File Share Encryption

 View Only

  • 1.  PGP WDE - Allow users to decrypt?

    Posted Feb 03, 2012 11:57 PM

    Hey Guys -

    With respect to managing the PGP universal server, is it recommended practice to enable 'allow users to decrypt' or would that pose a security risk?   One the one hand, we have the 'allow users to decrypt' disabled on our primary policy.   We have another policy that allows decyption.   it's become frustrating to have an encrypted workstation change policies when it's in BSOD or simply malfunctioning.  

    On the other hand, it seems risky to allow decryption, in case the laptop is ever stolen or lost. 

    Any thoughts?



  • 2.  RE: PGP WDE - Allow users to decrypt?

    Posted Feb 04, 2012 08:39 AM

    I don't see how allowing the user to decrypt would have any negative impact on a stolen laptop if it is encrypted.  It seems the problem would be that if the user is allowed to decrypt, that some people may wind up carrying around decrypted computers. 



  • 3.  RE: PGP WDE - Allow users to decrypt?

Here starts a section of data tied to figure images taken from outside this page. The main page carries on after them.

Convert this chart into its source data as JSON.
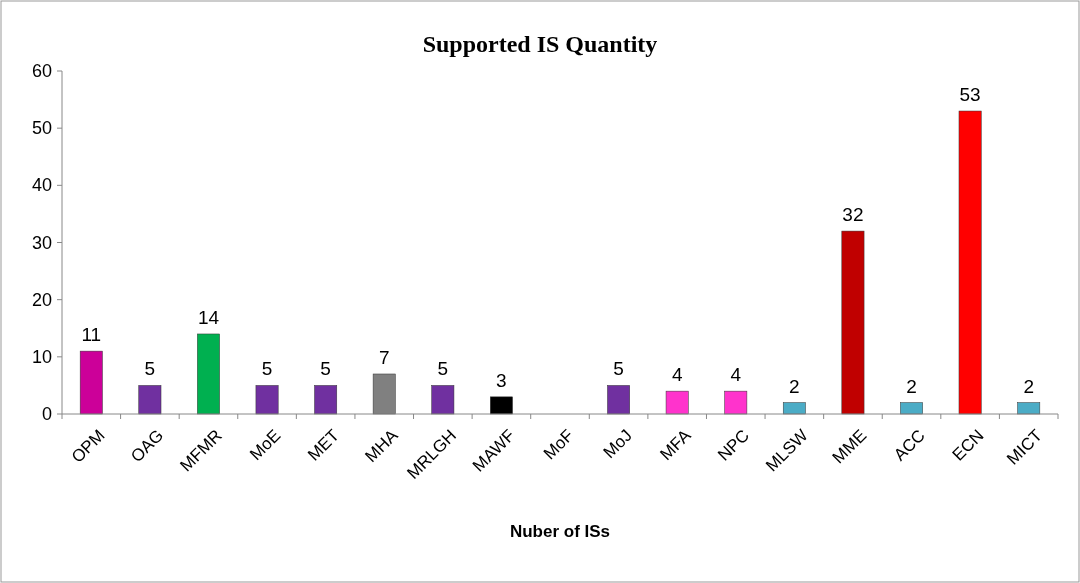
{
  "chart_data": {
    "type": "bar",
    "title": "Supported IS Quantity",
    "xlabel": "Nuber of ISs",
    "categories": [
      "OPM",
      "OAG",
      "MFMR",
      "MoE",
      "MET",
      "MHA",
      "MRLGH",
      "MAWF",
      "MoF",
      "MoJ",
      "MFA",
      "NPC",
      "MLSW",
      "MME",
      "ACC",
      "ECN",
      "MICT"
    ],
    "values": [
      11,
      5,
      14,
      5,
      5,
      7,
      5,
      3,
      null,
      5,
      4,
      4,
      2,
      32,
      2,
      53,
      2
    ],
    "colors": [
      "#cc0099",
      "#7030a0",
      "#00b050",
      "#7030a0",
      "#7030a0",
      "#808080",
      "#7030a0",
      "#000000",
      null,
      "#7030a0",
      "#ff33cc",
      "#ff33cc",
      "#4bacc6",
      "#c00000",
      "#4bacc6",
      "#ff0000",
      "#4bacc6"
    ],
    "ylim": [
      0,
      60
    ],
    "yticks": [
      0,
      10,
      20,
      30,
      40,
      50,
      60
    ],
    "grid": false,
    "data_labels": true
  }
}
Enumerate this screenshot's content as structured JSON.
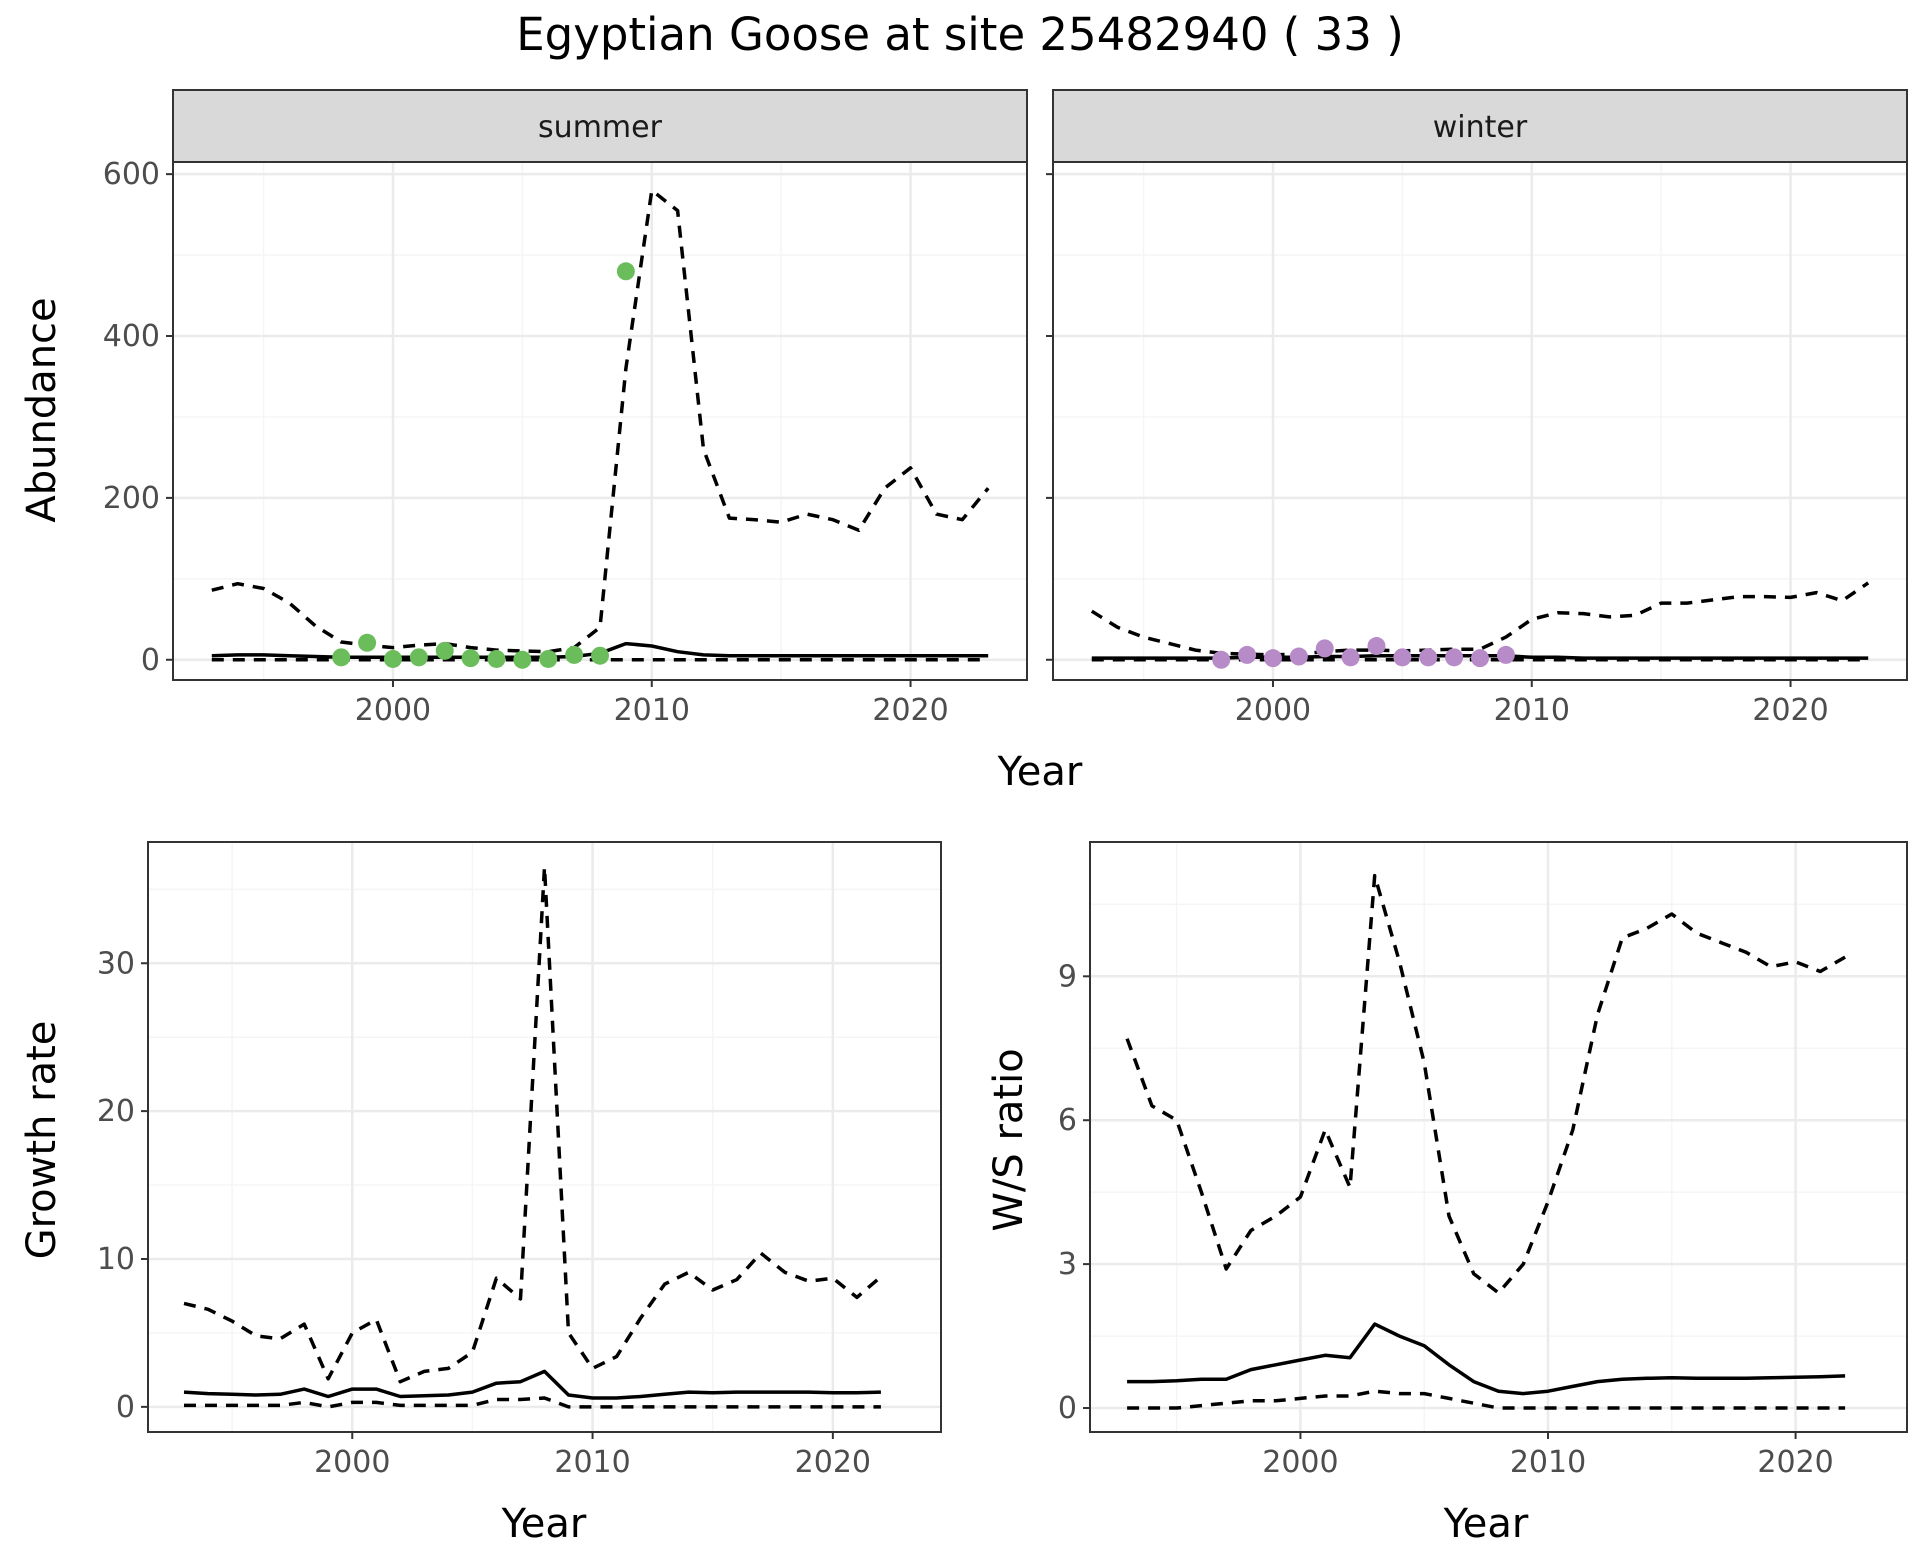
{
  "figure": {
    "title": "Egyptian Goose at site 25482940 ( 33 )",
    "colors": {
      "summer_points": "#6abd5a",
      "winter_points": "#b78ac8",
      "line": "#000000",
      "grid_major": "#ebebeb",
      "grid_minor": "#f5f5f5",
      "strip_fill": "#d9d9d9"
    }
  },
  "chart_data": [
    {
      "id": "abundance",
      "type": "line",
      "facets": [
        "summer",
        "winter"
      ],
      "xlabel": "Year",
      "ylabel": "Abundance",
      "xlim": [
        1991.5,
        2024.5
      ],
      "ylim": [
        -25,
        615
      ],
      "xticks": [
        2000,
        2010,
        2020
      ],
      "yticks": [
        0,
        200,
        400,
        600
      ],
      "grid": true,
      "panels": [
        {
          "facet": "summer",
          "series": [
            {
              "style": "dashed",
              "x": [
                1993,
                1994,
                1995,
                1996,
                1997,
                1998,
                1999,
                2000,
                2001,
                2002,
                2003,
                2004,
                2005,
                2006,
                2007,
                2008,
                2009,
                2010,
                2011,
                2012,
                2013,
                2014,
                2015,
                2016,
                2017,
                2018,
                2019,
                2020,
                2021,
                2022,
                2023
              ],
              "values": [
                86,
                94,
                88,
                70,
                42,
                22,
                18,
                15,
                18,
                20,
                15,
                12,
                11,
                10,
                15,
                40,
                360,
                580,
                555,
                260,
                175,
                173,
                170,
                180,
                173,
                160,
                212,
                237,
                180,
                173,
                212
              ]
            },
            {
              "style": "solid",
              "x": [
                1993,
                1994,
                1995,
                1996,
                1997,
                1998,
                1999,
                2000,
                2001,
                2002,
                2003,
                2004,
                2005,
                2006,
                2007,
                2008,
                2009,
                2010,
                2011,
                2012,
                2013,
                2014,
                2015,
                2016,
                2017,
                2018,
                2019,
                2020,
                2021,
                2022,
                2023
              ],
              "values": [
                5,
                6,
                6,
                5,
                4,
                3,
                3,
                3,
                3,
                3,
                3,
                3,
                3,
                3,
                4,
                8,
                20,
                17,
                10,
                6,
                5,
                5,
                5,
                5,
                5,
                5,
                5,
                5,
                5,
                5,
                5
              ]
            },
            {
              "style": "dashed",
              "x": [
                1993,
                1994,
                1995,
                1996,
                1997,
                1998,
                1999,
                2000,
                2001,
                2002,
                2003,
                2004,
                2005,
                2006,
                2007,
                2008,
                2009,
                2010,
                2011,
                2012,
                2013,
                2014,
                2015,
                2016,
                2017,
                2018,
                2019,
                2020,
                2021,
                2022,
                2023
              ],
              "values": [
                0,
                0,
                0,
                0,
                0,
                0,
                0,
                0,
                0,
                0,
                0,
                0,
                0,
                0,
                0,
                0,
                0,
                0,
                0,
                0,
                0,
                0,
                0,
                0,
                0,
                0,
                0,
                0,
                0,
                0,
                0
              ]
            }
          ],
          "points": {
            "x": [
              1998,
              1999,
              2000,
              2001,
              2002,
              2003,
              2004,
              2005,
              2006,
              2007,
              2008,
              2009
            ],
            "values": [
              3,
              21,
              1,
              3,
              11,
              2,
              1,
              0,
              1,
              6,
              5,
              480
            ]
          }
        },
        {
          "facet": "winter",
          "series": [
            {
              "style": "dashed",
              "x": [
                1993,
                1994,
                1995,
                1996,
                1997,
                1998,
                1999,
                2000,
                2001,
                2002,
                2003,
                2004,
                2005,
                2006,
                2007,
                2008,
                2009,
                2010,
                2011,
                2012,
                2013,
                2014,
                2015,
                2016,
                2017,
                2018,
                2019,
                2020,
                2021,
                2022,
                2023
              ],
              "values": [
                60,
                40,
                28,
                20,
                12,
                8,
                7,
                6,
                7,
                10,
                12,
                12,
                11,
                12,
                13,
                13,
                28,
                50,
                58,
                57,
                53,
                55,
                70,
                70,
                74,
                78,
                78,
                77,
                83,
                73,
                95
              ]
            },
            {
              "style": "solid",
              "x": [
                1993,
                1994,
                1995,
                1996,
                1997,
                1998,
                1999,
                2000,
                2001,
                2002,
                2003,
                2004,
                2005,
                2006,
                2007,
                2008,
                2009,
                2010,
                2011,
                2012,
                2013,
                2014,
                2015,
                2016,
                2017,
                2018,
                2019,
                2020,
                2021,
                2022,
                2023
              ],
              "values": [
                2,
                2,
                2,
                2,
                2,
                2,
                3,
                3,
                3,
                4,
                4,
                5,
                5,
                5,
                5,
                5,
                5,
                3,
                3,
                2,
                2,
                2,
                2,
                2,
                2,
                2,
                2,
                2,
                2,
                2,
                2
              ]
            },
            {
              "style": "dashed",
              "x": [
                1993,
                1994,
                1995,
                1996,
                1997,
                1998,
                1999,
                2000,
                2001,
                2002,
                2003,
                2004,
                2005,
                2006,
                2007,
                2008,
                2009,
                2010,
                2011,
                2012,
                2013,
                2014,
                2015,
                2016,
                2017,
                2018,
                2019,
                2020,
                2021,
                2022,
                2023
              ],
              "values": [
                0,
                0,
                0,
                0,
                0,
                0,
                0,
                0,
                0,
                0,
                0,
                0,
                0,
                0,
                0,
                0,
                0,
                0,
                0,
                0,
                0,
                0,
                0,
                0,
                0,
                0,
                0,
                0,
                0,
                0,
                0
              ]
            }
          ],
          "points": {
            "x": [
              1998,
              1999,
              2000,
              2001,
              2002,
              2003,
              2004,
              2005,
              2006,
              2007,
              2008,
              2009
            ],
            "values": [
              0,
              6,
              2,
              4,
              14,
              3,
              17,
              3,
              3,
              3,
              2,
              6
            ]
          }
        }
      ]
    },
    {
      "id": "growth",
      "type": "line",
      "xlabel": "Year",
      "ylabel": "Growth rate",
      "xlim": [
        1991.5,
        2024.5
      ],
      "ylim": [
        -1.7,
        38.2
      ],
      "xticks": [
        2000,
        2010,
        2020
      ],
      "yticks": [
        0,
        10,
        20,
        30
      ],
      "grid": true,
      "series": [
        {
          "style": "dashed",
          "x": [
            1993,
            1994,
            1995,
            1996,
            1997,
            1998,
            1999,
            2000,
            2001,
            2002,
            2003,
            2004,
            2005,
            2006,
            2007,
            2008,
            2009,
            2010,
            2011,
            2012,
            2013,
            2014,
            2015,
            2016,
            2017,
            2018,
            2019,
            2020,
            2021,
            2022
          ],
          "values": [
            7.0,
            6.6,
            5.8,
            4.8,
            4.6,
            5.6,
            1.9,
            5.0,
            5.9,
            1.7,
            2.4,
            2.6,
            3.7,
            8.7,
            7.3,
            36.5,
            5.0,
            2.6,
            3.4,
            6.0,
            8.3,
            9.1,
            7.9,
            8.6,
            10.4,
            9.1,
            8.5,
            8.7,
            7.4,
            8.8
          ]
        },
        {
          "style": "solid",
          "x": [
            1993,
            1994,
            1995,
            1996,
            1997,
            1998,
            1999,
            2000,
            2001,
            2002,
            2003,
            2004,
            2005,
            2006,
            2007,
            2008,
            2009,
            2010,
            2011,
            2012,
            2013,
            2014,
            2015,
            2016,
            2017,
            2018,
            2019,
            2020,
            2021,
            2022
          ],
          "values": [
            1.0,
            0.9,
            0.85,
            0.8,
            0.85,
            1.2,
            0.7,
            1.2,
            1.2,
            0.7,
            0.75,
            0.8,
            1.0,
            1.6,
            1.7,
            2.4,
            0.8,
            0.6,
            0.6,
            0.7,
            0.85,
            1.0,
            0.95,
            1.0,
            1.0,
            1.0,
            1.0,
            0.95,
            0.95,
            1.0
          ]
        },
        {
          "style": "dashed",
          "x": [
            1993,
            1994,
            1995,
            1996,
            1997,
            1998,
            1999,
            2000,
            2001,
            2002,
            2003,
            2004,
            2005,
            2006,
            2007,
            2008,
            2009,
            2010,
            2011,
            2012,
            2013,
            2014,
            2015,
            2016,
            2017,
            2018,
            2019,
            2020,
            2021,
            2022
          ],
          "values": [
            0.1,
            0.1,
            0.1,
            0.1,
            0.1,
            0.3,
            0.0,
            0.3,
            0.3,
            0.1,
            0.1,
            0.1,
            0.1,
            0.5,
            0.5,
            0.6,
            0.0,
            0.0,
            0.0,
            0.0,
            0.0,
            0.0,
            0.0,
            0.0,
            0.0,
            0.0,
            0.0,
            0.0,
            0.0,
            0.0
          ]
        }
      ]
    },
    {
      "id": "ratio",
      "type": "line",
      "xlabel": "Year",
      "ylabel": "W/S ratio",
      "xlim": [
        1991.5,
        2024.5
      ],
      "ylim": [
        -0.5,
        11.8
      ],
      "xticks": [
        2000,
        2010,
        2020
      ],
      "yticks": [
        0,
        3,
        6,
        9
      ],
      "grid": true,
      "series": [
        {
          "style": "dashed",
          "x": [
            1993,
            1994,
            1995,
            1996,
            1997,
            1998,
            1999,
            2000,
            2001,
            2002,
            2003,
            2004,
            2005,
            2006,
            2007,
            2008,
            2009,
            2010,
            2011,
            2012,
            2013,
            2014,
            2015,
            2016,
            2017,
            2018,
            2019,
            2020,
            2021,
            2022
          ],
          "values": [
            7.7,
            6.3,
            6.0,
            4.5,
            2.9,
            3.7,
            4.0,
            4.4,
            5.8,
            4.6,
            11.1,
            9.3,
            7.2,
            4.0,
            2.8,
            2.4,
            3.0,
            4.3,
            5.8,
            8.2,
            9.8,
            10.0,
            10.3,
            9.9,
            9.7,
            9.5,
            9.2,
            9.3,
            9.1,
            9.4
          ]
        },
        {
          "style": "solid",
          "x": [
            1993,
            1994,
            1995,
            1996,
            1997,
            1998,
            1999,
            2000,
            2001,
            2002,
            2003,
            2004,
            2005,
            2006,
            2007,
            2008,
            2009,
            2010,
            2011,
            2012,
            2013,
            2014,
            2015,
            2016,
            2017,
            2018,
            2019,
            2020,
            2021,
            2022
          ],
          "values": [
            0.55,
            0.55,
            0.57,
            0.6,
            0.6,
            0.8,
            0.9,
            1.0,
            1.1,
            1.05,
            1.75,
            1.5,
            1.3,
            0.9,
            0.55,
            0.35,
            0.3,
            0.35,
            0.45,
            0.55,
            0.6,
            0.62,
            0.63,
            0.62,
            0.62,
            0.62,
            0.63,
            0.64,
            0.65,
            0.67
          ]
        },
        {
          "style": "dashed",
          "x": [
            1993,
            1994,
            1995,
            1996,
            1997,
            1998,
            1999,
            2000,
            2001,
            2002,
            2003,
            2004,
            2005,
            2006,
            2007,
            2008,
            2009,
            2010,
            2011,
            2012,
            2013,
            2014,
            2015,
            2016,
            2017,
            2018,
            2019,
            2020,
            2021,
            2022
          ],
          "values": [
            0.0,
            0.0,
            0.0,
            0.05,
            0.1,
            0.15,
            0.15,
            0.2,
            0.25,
            0.25,
            0.35,
            0.3,
            0.3,
            0.2,
            0.1,
            0.0,
            0.0,
            0.0,
            0.0,
            0.0,
            0.0,
            0.0,
            0.0,
            0.0,
            0.0,
            0.0,
            0.0,
            0.0,
            0.0,
            0.0
          ]
        }
      ]
    }
  ]
}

    Posted Feb 04, 2012 03:26 PM

    Thanks Tom.  You're always helpful.  I thought the same thing, as the thief would need to bypass the whole disk encryption / boot guard before being able to decrypt.  Additionally, a passphrase is required for decryption.  I posted the question in hopes that I may have missed an angle by allowing the decryption.   Is it common for organizations to allow decrypting though?   Also, since the problem we're running into is when the laptop is in a BSOD state, is there an easier way to allow decryption on the fly?    Thanks as always



  • 4.  RE: PGP WDE - Allow users to decrypt?

    Posted Feb 04, 2012 03:43 PM

    I don't know how common the allowed decryption is.  My only experience is with PGP Corporation that left me able to do anything, and now Symantec which controls everything at the server level and I'm not even able to access PGP Options.

    If you can't boot and access PGP Desktop for the decryption, your options are pretty limited.  You have the option of using the WDRT for booting, but I don't know if there is a way to somehow use this for decryption if you can't boot.  You can decrypt by attaching the disk to another machine with PGP installed, or by using the WDE Recovery CD.



  • 5.  RE: PGP WDE - Allow users to decrypt?

    Posted Feb 04, 2012 04:42 PM

    Are you Symantec/PGP staff or just volunteering your knowledge? 

    Our main issue at the moment is when a drive goes into BSOD.   We have to spend almost 6 hours decrypting by putting the drive as a slave.  Then of couse, it never accepts the password so I have to run the commands.  

    Would the WDE Recovery CD help this case or is it limited to what sort of BSOD it is?



  • 6.  RE: PGP WDE - Allow users to decrypt?
    Best Answer

    Posted Feb 04, 2012 05:52 PM

    I have contractual status with Symantec.

    If using a recent version of PGP, it is possible that booting from the WDE Recovery CD might resolve booting problems.  Negatives of using the Recovery CD include that the decryption must not be stopped until it completes, and it uses slow 16 bit processing.



  • 7.  RE: PGP WDE - Allow users to decrypt?

    Posted Feb 05, 2012 08:36 AM

    Many thanks Sir



  • 8.  RE: PGP WDE - Allow users to decrypt?

    Posted Feb 06, 2012 06:53 AM

    Rather than using the Recovery CD (which is a 16bit mini linux) you can create your own customized Windows PE disc (include PGP WDE driver and cmdline) using this acrticle: http://www.symantec.com/docs/HOWTO64225

    The benefit is, you can put all your rescue tools on the PE disc as well, in order to fix the configuration by still having the drive encrypted.

    Or if you need to decrypt it, it will run much faster with the PE disc, since it is 32bit.